Starting in early summer, the Federal Housing Administration  is tightening lending standards in an effort to bolster its dwindling reserves.  The new lending standards will make it tougher for some prospective buyers to  purchase a home by requiring a higher down payment than the typical 3.5 percent  for some borrowers, higher insurance premiums and reduced seller concessions.

Securing FHA-insured mortgages are attractive to borrowers  because down payments are only 3.5 percent. Most conventional loans now require  20 percent down, keeping many creditworthy borrowers on the sidelines.

New Guidelines
The new rules — which are temporary and take effect this  summer — come after more than a year of stringent standards from lenders. Among  them: 

  • Better  Credit Scores — New borrowers will have to have a minimum credit score of  580 to qualify for a 3.5 percent down payment. Previously, there was no minimum  score. Those with lower scores will have to make at least a 10 percent down  payment. The average credit score of FHA-insured borrowers is 693.

  • Higher  Insurance Premiums — Buyers who get an FHA-insured loan will soon have to  pay a higher initial insurance premium. The new premium will be 2.25 percent of  the value of total loan amount, up from 1.75 percent now. A $100,000 mortgage  would require a payment of $2,250, or $500 more. But buyers can roll the added  cost into the loan amount.

  • Reduction  in Seller Concessions — Starting this summer, sellers will not be able to  offer as much help to buyers to pay their closing costs. The maximum amount of  assistance will drop to 3 percent of the value of the property, from the  current 6 percent.

FHA removes  anti-flipping rules
Another FHA rule change could help  foreclosure-plagued markets like Las Vegas, Phoenix, Miami, Detroit and Los    Angeles, making it easier for investors to “flip”  houses to buyers who use FHA-insured loans.

Effective Feb. 1, the federal  government will waive for one year an FHA anti-flipping rule that prohibits  insuring a mortgage on a home owned by the seller for less than 90 days.

The new rule lets investors buy  today and re-sell as quickly as possible.
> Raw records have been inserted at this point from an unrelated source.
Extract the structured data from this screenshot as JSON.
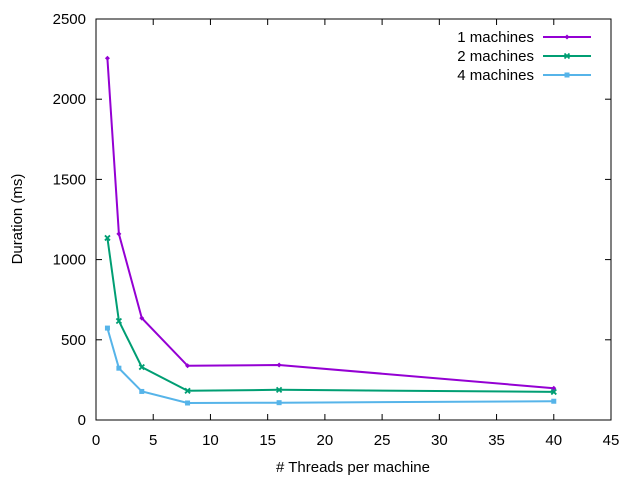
{
  "chart_data": {
    "type": "line",
    "title": "",
    "xlabel": "# Threads per machine",
    "ylabel": "Duration (ms)",
    "xlim": [
      0,
      45
    ],
    "ylim": [
      0,
      2500
    ],
    "xticks": [
      0,
      5,
      10,
      15,
      20,
      25,
      30,
      35,
      40,
      45
    ],
    "yticks": [
      0,
      500,
      1000,
      1500,
      2000,
      2500
    ],
    "grid": false,
    "legend_position": "top-right",
    "x": [
      1,
      2,
      4,
      8,
      16,
      40
    ],
    "series": [
      {
        "name": "1 machines",
        "color": "#9400d3",
        "marker": "diamond",
        "values": [
          2255,
          1160,
          635,
          338,
          343,
          198
        ]
      },
      {
        "name": "2 machines",
        "color": "#009e73",
        "marker": "x",
        "values": [
          1135,
          617,
          330,
          182,
          188,
          175
        ]
      },
      {
        "name": "4 machines",
        "color": "#56b4e9",
        "marker": "square",
        "values": [
          573,
          323,
          178,
          106,
          108,
          117
        ]
      }
    ]
  }
}
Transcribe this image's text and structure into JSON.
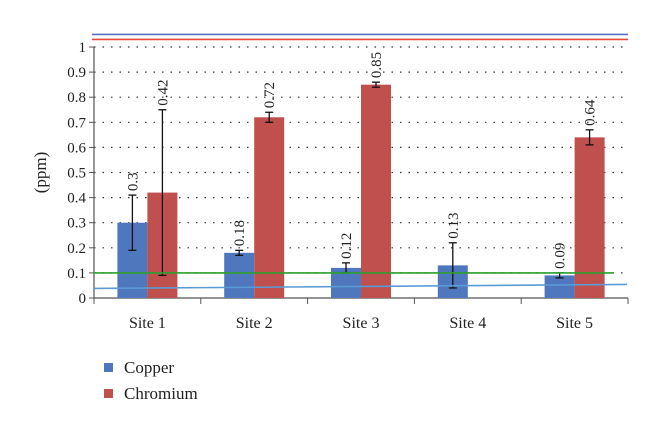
{
  "chart_data": {
    "type": "bar",
    "title": "",
    "xlabel": "",
    "ylabel": "(ppm)",
    "ylim": [
      0,
      1
    ],
    "yticks": [
      "0",
      "0.1",
      "0.2",
      "0.3",
      "0.4",
      "0.5",
      "0.6",
      "0.7",
      "0.8",
      "0.9",
      "1"
    ],
    "categories": [
      "Site 1",
      "Site 2",
      "Site 3",
      "Site 4",
      "Site 5"
    ],
    "grid": "dotted-horizontal",
    "legend_position": "bottom-left",
    "series": [
      {
        "name": "Copper",
        "color": "#4f77bd",
        "values": [
          0.3,
          0.18,
          0.12,
          0.13,
          0.09
        ],
        "labels": [
          "0.3",
          "0.18",
          "0.12",
          "0.13",
          "0.09"
        ],
        "error_low": [
          0.19,
          0.17,
          0.1,
          0.04,
          0.08
        ],
        "error_high": [
          0.41,
          0.19,
          0.14,
          0.22,
          0.1
        ]
      },
      {
        "name": "Chromium",
        "color": "#c0504d",
        "values": [
          0.42,
          0.72,
          0.85,
          null,
          0.64
        ],
        "labels": [
          "0.42",
          "0.72",
          "0.85",
          "",
          "0.64"
        ],
        "error_low": [
          0.09,
          0.7,
          0.84,
          null,
          0.61
        ],
        "error_high": [
          0.75,
          0.74,
          0.86,
          null,
          0.67
        ]
      }
    ],
    "reference_lines": [
      {
        "value": 0.05,
        "color": "#5b9bd5",
        "slope": "slight"
      },
      {
        "value": 0.1,
        "color": "#2ca02c"
      },
      {
        "value": 1.03,
        "color": "#e8473c"
      },
      {
        "value": 1.05,
        "color": "#5470c4"
      }
    ]
  }
}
The move is to allow REO homes  purchased by investors to resell as quickly as possible, helping stabilize real  estate prices and revitalize neighborhoods after the U.S. housing market collapse.

This new rule will open up a new  pool of homes to buyers. Waiving the 90-day flip rule is being heralded by many  real estate investors as a boon to their ability to buy, rehab and resell  foreclosed homes on a more efficient time line.